Unter anderem haben die Forschenden untersucht, wie die ionisierende Strahlung aus dem All die Oxidantien H2 und H2O2 entstehen lassen könnten und wie abiotische Geochemie im Enceladus-Ozean und dem Felskern zum notwendigen chemischen Ungleichgewicht beitragen könnte, wie es uns bekannte Stoffwechselprozesse unterstützen würde.

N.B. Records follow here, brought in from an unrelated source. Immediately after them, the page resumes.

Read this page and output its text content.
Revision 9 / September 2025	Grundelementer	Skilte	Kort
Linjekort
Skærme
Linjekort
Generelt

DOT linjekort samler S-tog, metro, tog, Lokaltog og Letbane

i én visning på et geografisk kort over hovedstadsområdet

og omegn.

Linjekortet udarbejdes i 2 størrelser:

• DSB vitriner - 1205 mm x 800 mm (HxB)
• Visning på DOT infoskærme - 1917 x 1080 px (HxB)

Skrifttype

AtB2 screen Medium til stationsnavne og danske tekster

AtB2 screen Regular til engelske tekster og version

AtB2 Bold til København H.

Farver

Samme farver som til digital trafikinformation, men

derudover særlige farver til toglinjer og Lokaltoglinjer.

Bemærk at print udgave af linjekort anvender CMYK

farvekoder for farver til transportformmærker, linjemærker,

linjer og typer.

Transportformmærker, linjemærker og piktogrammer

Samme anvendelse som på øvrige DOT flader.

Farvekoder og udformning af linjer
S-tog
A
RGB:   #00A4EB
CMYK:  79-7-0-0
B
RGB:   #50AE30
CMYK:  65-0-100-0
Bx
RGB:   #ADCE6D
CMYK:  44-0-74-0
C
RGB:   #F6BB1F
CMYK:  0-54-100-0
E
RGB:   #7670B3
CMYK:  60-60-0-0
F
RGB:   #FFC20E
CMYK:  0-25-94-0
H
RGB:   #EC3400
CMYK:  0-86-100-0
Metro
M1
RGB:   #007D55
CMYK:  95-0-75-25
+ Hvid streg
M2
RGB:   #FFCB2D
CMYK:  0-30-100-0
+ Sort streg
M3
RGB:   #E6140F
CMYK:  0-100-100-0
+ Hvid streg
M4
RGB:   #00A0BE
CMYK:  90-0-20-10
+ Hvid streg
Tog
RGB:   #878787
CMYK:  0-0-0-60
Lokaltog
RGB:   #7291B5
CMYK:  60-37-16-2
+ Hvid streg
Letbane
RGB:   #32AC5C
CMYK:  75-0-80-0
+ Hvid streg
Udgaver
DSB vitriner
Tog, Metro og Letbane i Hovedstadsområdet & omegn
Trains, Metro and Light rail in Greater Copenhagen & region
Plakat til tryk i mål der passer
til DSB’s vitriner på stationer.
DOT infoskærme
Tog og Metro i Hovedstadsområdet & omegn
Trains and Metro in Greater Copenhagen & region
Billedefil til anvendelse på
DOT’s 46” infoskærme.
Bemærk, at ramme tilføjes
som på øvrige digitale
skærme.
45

Zudem untersuchten die Wissenschaftlerinnen und Wissenschaftler, ob diese Oxidantien sich mit der Zeit auch dann ansammeln könnten, wenn keine reduzierenden Stoffe in notwendigen Mengen anwesend sind. Auch untersuchten sie, wie diese Stoffe oder Mineralien am Ozeanboden Oxidantien in Sulfate oder Eisenoxid umwandeln könnten.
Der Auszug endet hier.